A `DELETE` operation can be conditional through the use of an `IF`
clause, similar to `UPDATE` and `INSERT` statements. However, as with
`INSERT` and `UPDATE` statements, this will incur a non-negligible
performance cost because Paxos is used, and should be used sparingly.
[[batch_statement]]
== BATCH
Multiple `INSERT`, `UPDATE` and `DELETE` can be executed in a single
statement by grouping them through a `BATCH` statement:
[source, bnf]
----
include::example$BNF/batch_statement.bnf[]
----
For instance:
[source,cql]
----
include::example$CQL/batch_statement.cql[]
----
The `BATCH` statement group multiple modification statements
(insertions/updates and deletions) into a single statement. It serves
several purposes:
* It saves network round-trips between the client and the server (and
sometimes between the server coordinator and the replicas) when batching
multiple updates.
* All updates in a `BATCH` belonging to a given partition key are
performed in isolation.
* By default, all operations in the batch are performed as _logged_, to
ensure all mutations eventually complete (or none will). See the notes
on xref:cql/dml.adoc#unlogged-batches[UNLOGGED batches] for more details.
Note that:
* `BATCH` statements may only contain `UPDATE`, `INSERT` and `DELETE`
statements (not other batches for instance).
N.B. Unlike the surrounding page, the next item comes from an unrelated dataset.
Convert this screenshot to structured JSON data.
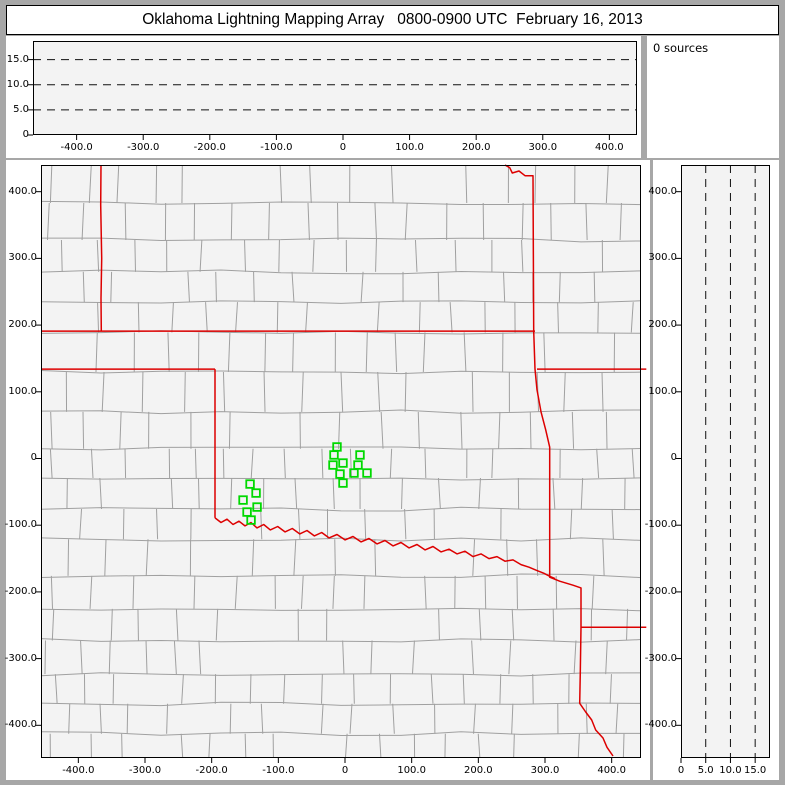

* Batches are _not_ a full analogue for SQL transactions.
* If a timestamp is not specified for each operation, then all
operations will be applied with the same timestamp (either one generated
automatically, or the timestamp provided at the batch level). Due to
Cassandra's conflict resolution procedure in the case of
http://wiki.apache.org/cassandra/FAQ#clocktie[timestamp ties],
operations may be applied in an order that is different from the order
they are listed in the `BATCH` statement. To force a particular
operation ordering, you must specify per-operation timestamps.
* A LOGGED batch to a single partition will be converted to an UNLOGGED
batch as an optimization.
[[unlogged-batches]]
=== `UNLOGGED` batches
By default, Cassandra uses a batch log to ensure all operations in a
batch eventually complete or none will (note however that operations are
only isolated within a single partition).
There is a performance penalty for batch atomicity when a batch spans
multiple partitions. If you do not want to incur this penalty, you can
tell Cassandra to skip the batchlog with the `UNLOGGED` option. If the
`UNLOGGED` option is used, a failed batch might leave the patch only
partly applied.
=== `COUNTER` batches
Use the `COUNTER` option for batched counter updates. Unlike other
updates in Cassandra, counter updates are not idempotent.